Evolving LLMs' Self-Refinement Capability via Synergistic Training-Inference Optimization
Yongcheng Zeng, Xinyu Cui, Xuanfa Jin, Qirui Mi, Guoqing Liu, Zexu Sun, Mengyue Yang, Dong Li, Weiyu Ma, Ning Yang, Jian Zhao, Jianye Hao, Haifeng Zhang, Jun Wang
TL;DR
The paper investigates whether large language models inherently possess Self-Refinement and finds that they often do not, potentially degrading without activation.
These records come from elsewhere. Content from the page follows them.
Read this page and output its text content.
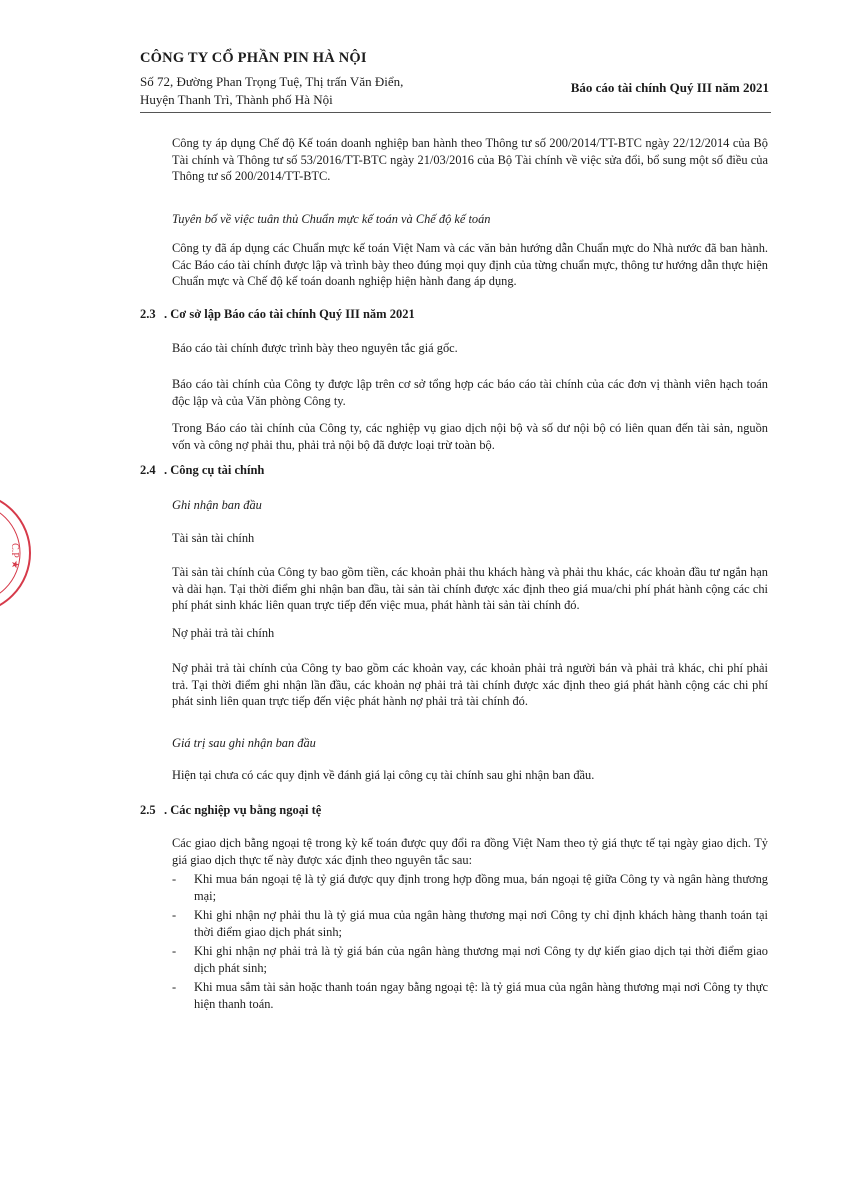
CÔNG TY CỔ PHẦN PIN HÀ NỘI
Số 72, Đường Phan Trọng Tuệ, Thị trấn Văn Điển,
Huyện Thanh Trì, Thành phố Hà Nội
Báo cáo tài chính Quý III năm 2021
Công ty áp dụng Chế độ Kế toán doanh nghiệp ban hành theo Thông tư số 200/2014/TT-BTC ngày 22/12/2014 của Bộ Tài chính và Thông tư số 53/2016/TT-BTC ngày 21/03/2016 của Bộ Tài chính về việc sửa đổi, bổ sung một số điều của Thông tư số 200/2014/TT-BTC.
Tuyên bố về việc tuân thủ Chuẩn mực kế toán và Chế độ kế toán
Công ty đã áp dụng các Chuẩn mực kế toán Việt Nam và các văn bản hướng dẫn Chuẩn mực do Nhà nước đã ban hành. Các Báo cáo tài chính được lập và trình bày theo đúng mọi quy định của từng chuẩn mực, thông tư hướng dẫn thực hiện Chuẩn mực và Chế độ kế toán doanh nghiệp hiện hành đang áp dụng.
2.3 . Cơ sở lập Báo cáo tài chính Quý III năm 2021
Báo cáo tài chính được trình bày theo nguyên tắc giá gốc.
Báo cáo tài chính của Công ty được lập trên cơ sở tổng hợp các báo cáo tài chính của các đơn vị thành viên hạch toán độc lập và của Văn phòng Công ty.
Trong Báo cáo tài chính của Công ty, các nghiệp vụ giao dịch nội bộ và số dư nội bộ có liên quan đến tài sản, nguồn vốn và công nợ phải thu, phải trả nội bộ đã được loại trừ toàn bộ.
2.4 . Công cụ tài chính
Ghi nhận ban đầu
Tài sản tài chính
Tài sản tài chính của Công ty bao gồm tiền, các khoản phải thu khách hàng và phải thu khác, các khoản đầu tư ngắn hạn và dài hạn. Tại thời điểm ghi nhận ban đầu, tài sản tài chính được xác định theo giá mua/chi phí phát hành cộng các chi phí phát sinh khác liên quan trực tiếp đến việc mua, phát hành tài sản tài chính đó.
Nợ phải trả tài chính
Nợ phải trả tài chính của Công ty bao gồm các khoản vay, các khoản phải trả người bán và phải trả khác, chi phí phải trả. Tại thời điểm ghi nhận lần đầu, các khoản nợ phải trả tài chính được xác định theo giá phát hành cộng các chi phí phát sinh liên quan trực tiếp đến việc phát hành nợ phải trả tài chính đó.
Giá trị sau ghi nhận ban đầu
Hiện tại chưa có các quy định về đánh giá lại công cụ tài chính sau ghi nhận ban đầu.
2.5 . Các nghiệp vụ bằng ngoại tệ
Các giao dịch bằng ngoại tệ trong kỳ kế toán được quy đổi ra đồng Việt Nam theo tỷ giá thực tế tại ngày giao dịch. Tỷ giá giao dịch thực tế này được xác định theo nguyên tắc sau:
- Khi mua bán ngoại tệ là tỷ giá được quy định trong hợp đồng mua, bán ngoại tệ giữa Công ty và ngân hàng thương mại;
- Khi ghi nhận nợ phải thu là tỷ giá mua của ngân hàng thương mại nơi Công ty chỉ định khách hàng thanh toán tại thời điểm giao dịch phát sinh;
- Khi ghi nhận nợ phải trả là tỷ giá bán của ngân hàng thương mại nơi Công ty dự kiến giao dịch tại thời điểm giao dịch phát sinh;
- Khi mua sắm tài sản hoặc thanh toán ngay bằng ngoại tệ: là tỷ giá mua của ngân hàng thương mại nơi Công ty thực hiện thanh toán.
C.P ★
It introduces EVOLVE, a framework that synergistically couples training (SFT and Preference Training) with inference-time Self-Refinement to iteratively improve refinement capabilities and create higher-quality data for training. Through iterative training and data collection, EVOLVE achieves strong performance on AlpacaEval 2 and Arena-Hard, outpacing GPT-4o in certain settings and showing generalization to GSM8K and MATH without domain-specific math data. The work also explores the prospect of Self-Refinement enabling Self-Improvement of intrinsic abilities, though it notes noise and stability challenges in unsupervised scenarios. Overall, EVOLVE demonstrates a scalable path toward sustained refinement-driven improvement in LLMs with practical implications for reasoning and decision-support tasks.
Abstract
Self-Refinement refers to a model's ability to revise its own responses to produce improved outputs. This capability can also serve as a fundamental mechanism for Self-Improvement, for example, by reconstructing datasets with refined results to enhance intrinsic model performance. However, our comprehensive experiments reveal that large language models (LLMs) show no clear evidence of inherent Self-Refinement and may even experience response quality degradation after Self-Refinement. To address this issue, we propose EVOLVE, a simple and effective framework for eliciting and tracking the evolution of Self-Refinement through iterative training. We first explore optimization methods during training to activate the model's Self-Refinement capability. Then, at inference, we investigate various generation strategies to further enhance and utilize Self-Refinement while supplying the necessary data for training. Through synergistic optimization of training and inference stages, we continually evolve the model's Self-Refinement ability, enabling it to better refine its own responses. Moreover, we demonstrate the potential of leveraging Self-Refinement to achieve broader Self-Improvement of intrinsic model abilities. Experiments show that the evolved Self-Refinement ability enables the Llama-3.1-8B base model to surpass GPT-4o, achieving 62.3% length-controlled and 63.3% raw win rates on AlpacaEval 2, and 50.3% on Arena-Hard. It also generalizes effectively to out-of-domain reasoning tasks, improving performance on mathematical reasoning benchmarks such as GSM8K and MATH.